The minister said the cash incentives for exporters will be disbursed through the State Bank of Pakistan in the last three months of this fiscal year.

He blamed the global recession for declining exports. “We will help exporters to reduce the cost of doing business by lowering the cost of energy and zero-rating,” the minister said.

The government would provide Rs20bn for the implementation of the policy for the next three years. For this fiscal year, Rs6bn has already been earmarked.

The policy aims for product sophistication and diversification, market access, insti­tutional development and strengthening and trade facilitation. The Intellectual Property Organisation of Pakistan will be placed under the ambit of the commerce ministry.

The focus market for basmati rice will be Iran and Saudi Arabia. The exports of meat, vegetables and fruits mainly kinno, mango, potato and onion to South East Asia and Middle East markets would be supported.

The government will provide freight subsidy on export of cement to Africa. Other potential markets for cement are Sri Lanka, India and Afghanistan. The duty structure will be revised on raw material including coal and shredded tyres.

Under the policy, the government will provide warehousing support, branding support, certification support, border market support as well as infrastructure development support to the identified sectors.
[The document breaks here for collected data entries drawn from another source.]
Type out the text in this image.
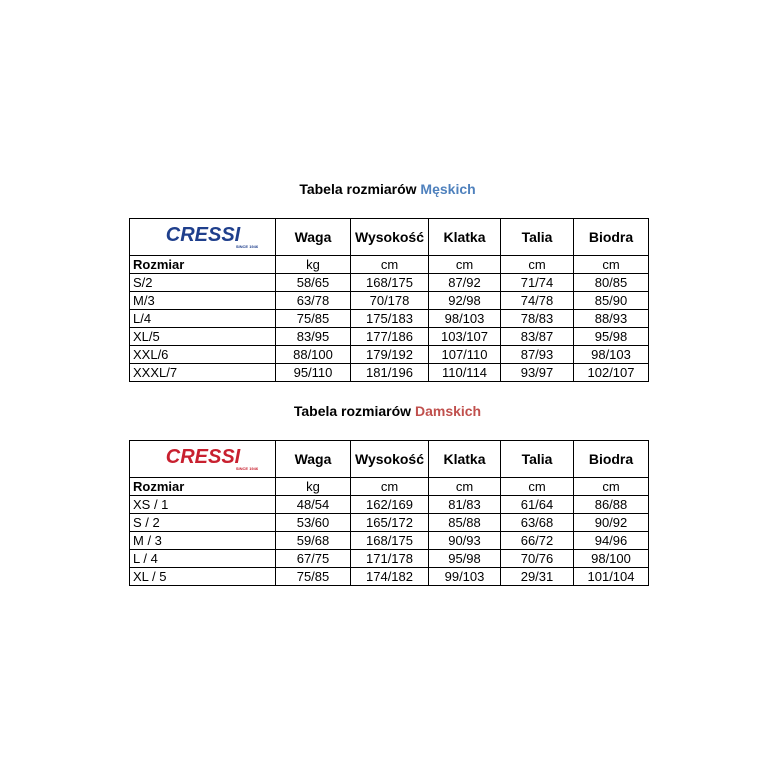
Tabela rozmiarów Męskich
CRESSI
SINCE 1946	Waga	Wysokość	Klatka	Talia	Biodra
Rozmiar	kg	cm	cm	cm	cm
S/2	58/65	168/175	87/92	71/74	80/85
M/3	63/78	70/178	92/98	74/78	85/90
L/4	75/85	175/183	98/103	78/83	88/93
XL/5	83/95	177/186	103/107	83/87	95/98
XXL/6	88/100	179/192	107/110	87/93	98/103
XXXL/7	95/110	181/196	110/114	93/97	102/107
Tabela rozmiarów Damskich
CRESSI
SINCE 1946	Waga	Wysokość	Klatka	Talia	Biodra
Rozmiar	kg	cm	cm	cm	cm
XS / 1	48/54	162/169	81/83	61/64	86/88
S / 2	53/60	165/172	85/88	63/68	90/92
M / 3	59/68	168/175	90/93	66/72	94/96
L / 4	67/75	171/178	95/98	70/76	98/100
XL / 5	75/85	174/182	99/103	29/31	101/104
For Afghanistan exports of wheat, rice, meat and cement will be promoted. The strategy includes infrastructure development, banking and rail link, zero-rating on export of plastics. Products including rice, yarn, fabrics and garments will be supported to promote exports to China.

Under the import regime, government has allowed imports of restricted products, while putting a ceiling on certain facilities.
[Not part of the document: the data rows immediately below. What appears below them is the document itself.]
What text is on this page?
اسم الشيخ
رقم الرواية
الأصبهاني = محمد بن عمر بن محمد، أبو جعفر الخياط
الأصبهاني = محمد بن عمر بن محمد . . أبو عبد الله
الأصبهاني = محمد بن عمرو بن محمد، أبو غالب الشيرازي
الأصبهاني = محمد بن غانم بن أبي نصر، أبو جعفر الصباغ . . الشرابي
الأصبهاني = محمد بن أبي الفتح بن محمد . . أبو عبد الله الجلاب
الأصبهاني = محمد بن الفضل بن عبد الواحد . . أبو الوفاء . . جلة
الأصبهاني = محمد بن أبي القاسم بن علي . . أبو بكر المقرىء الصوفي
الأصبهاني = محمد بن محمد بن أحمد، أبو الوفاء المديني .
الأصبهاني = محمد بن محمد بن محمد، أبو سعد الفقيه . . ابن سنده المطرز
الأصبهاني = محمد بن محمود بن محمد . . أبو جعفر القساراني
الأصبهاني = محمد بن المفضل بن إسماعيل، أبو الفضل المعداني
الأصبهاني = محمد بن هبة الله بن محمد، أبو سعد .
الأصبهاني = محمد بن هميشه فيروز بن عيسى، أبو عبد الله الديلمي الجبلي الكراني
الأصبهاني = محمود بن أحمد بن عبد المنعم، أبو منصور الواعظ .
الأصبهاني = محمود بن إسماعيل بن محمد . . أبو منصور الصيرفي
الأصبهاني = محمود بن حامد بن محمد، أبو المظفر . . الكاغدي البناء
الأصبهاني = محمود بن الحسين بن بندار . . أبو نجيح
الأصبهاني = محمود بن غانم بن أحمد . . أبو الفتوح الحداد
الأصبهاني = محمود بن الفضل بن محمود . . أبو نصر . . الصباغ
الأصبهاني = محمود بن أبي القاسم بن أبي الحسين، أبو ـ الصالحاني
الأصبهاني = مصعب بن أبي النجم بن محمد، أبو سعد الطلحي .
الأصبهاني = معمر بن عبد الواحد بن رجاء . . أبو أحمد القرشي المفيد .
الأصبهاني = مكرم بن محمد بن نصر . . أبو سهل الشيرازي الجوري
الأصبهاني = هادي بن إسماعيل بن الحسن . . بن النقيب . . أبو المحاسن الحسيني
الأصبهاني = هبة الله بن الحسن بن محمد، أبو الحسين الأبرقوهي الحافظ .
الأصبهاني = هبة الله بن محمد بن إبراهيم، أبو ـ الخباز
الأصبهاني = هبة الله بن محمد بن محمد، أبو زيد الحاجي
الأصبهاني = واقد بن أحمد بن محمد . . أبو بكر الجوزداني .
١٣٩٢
Imports of three-wheelers for disabled persons will also be allowed. It has been also proposed to put the condition of Euro-II compliance for import of two- or three-wheelers. It has been also proposed allowing the imports of five-year old specialised vehicles subject to pre-inspection in the exporting country.

Under the policy, ban will be lifted on import of poultry from South Korea, Russia, Kazakhstan, Mongolia, Tur­key, Greece, Croatia, Italy, Azer­baijan, Ukraine, Iraq, Bulgaria, Slovenia, Austria and Bosnia, subject to certification from respective veterinary authority of the exporting country.
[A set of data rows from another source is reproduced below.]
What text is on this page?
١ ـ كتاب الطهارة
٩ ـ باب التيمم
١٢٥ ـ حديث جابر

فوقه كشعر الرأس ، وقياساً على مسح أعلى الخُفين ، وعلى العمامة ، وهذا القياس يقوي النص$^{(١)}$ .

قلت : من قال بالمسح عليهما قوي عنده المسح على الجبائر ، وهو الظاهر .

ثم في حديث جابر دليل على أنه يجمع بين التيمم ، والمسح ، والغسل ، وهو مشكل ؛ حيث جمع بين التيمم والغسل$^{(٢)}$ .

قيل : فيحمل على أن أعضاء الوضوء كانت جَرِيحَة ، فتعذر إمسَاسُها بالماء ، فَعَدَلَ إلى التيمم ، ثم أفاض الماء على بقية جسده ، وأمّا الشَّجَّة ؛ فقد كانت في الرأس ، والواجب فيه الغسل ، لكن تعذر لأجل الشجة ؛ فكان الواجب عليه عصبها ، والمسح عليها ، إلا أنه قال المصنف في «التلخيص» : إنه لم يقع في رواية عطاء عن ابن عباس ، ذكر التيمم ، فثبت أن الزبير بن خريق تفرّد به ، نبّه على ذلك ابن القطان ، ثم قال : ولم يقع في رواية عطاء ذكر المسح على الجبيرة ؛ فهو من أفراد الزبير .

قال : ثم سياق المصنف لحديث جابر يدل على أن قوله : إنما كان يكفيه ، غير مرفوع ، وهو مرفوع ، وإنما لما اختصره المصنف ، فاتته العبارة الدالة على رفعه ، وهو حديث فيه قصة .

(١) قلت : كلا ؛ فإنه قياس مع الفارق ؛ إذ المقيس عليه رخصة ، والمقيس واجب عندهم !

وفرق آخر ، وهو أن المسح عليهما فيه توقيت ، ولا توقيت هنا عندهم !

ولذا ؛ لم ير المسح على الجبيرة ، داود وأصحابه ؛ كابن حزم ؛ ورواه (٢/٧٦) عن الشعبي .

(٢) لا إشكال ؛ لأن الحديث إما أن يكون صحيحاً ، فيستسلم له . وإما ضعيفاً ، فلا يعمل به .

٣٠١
In the telecom sector, it has been proposed to ban import of digital enhanced cordless phones, while terminal equipment such as mobile handset and tablets import may not be allowed without Pakistan Telecommunication Authority’s approval.

Imports of mercury and its compounds have been restricted to industrial consumers having valid environmental approval. In the import of ozone depleting substances, the Ministry of Climate Change will determine the quota.

Import of 3D printers will be subject to an NOC from the Ministry of Interior. For aerial vehicles and night-vision goggles an NOC will be mandatory from Ministry of Defence.

No conditions will be linked to the import of plastic scrap for the units importing for the first time. Pyrolysis plants were also allowed to import used tyres. At present the facility is only available to industrial consumers.

Imports of raw materials in the restricted list may also be allowed by manufacturer-cum-exporters under the DTRE scheme, Temporary Impor­tation Scheme, Bonded Ware­houses, Common Bon­ded Warehouses and Export oriented schemes, which will be subject to conditions.

It is also proposed to allow import of pesticides inter-alia subject to pre-ship­­ment ins­pec­­tion (PSI) certification.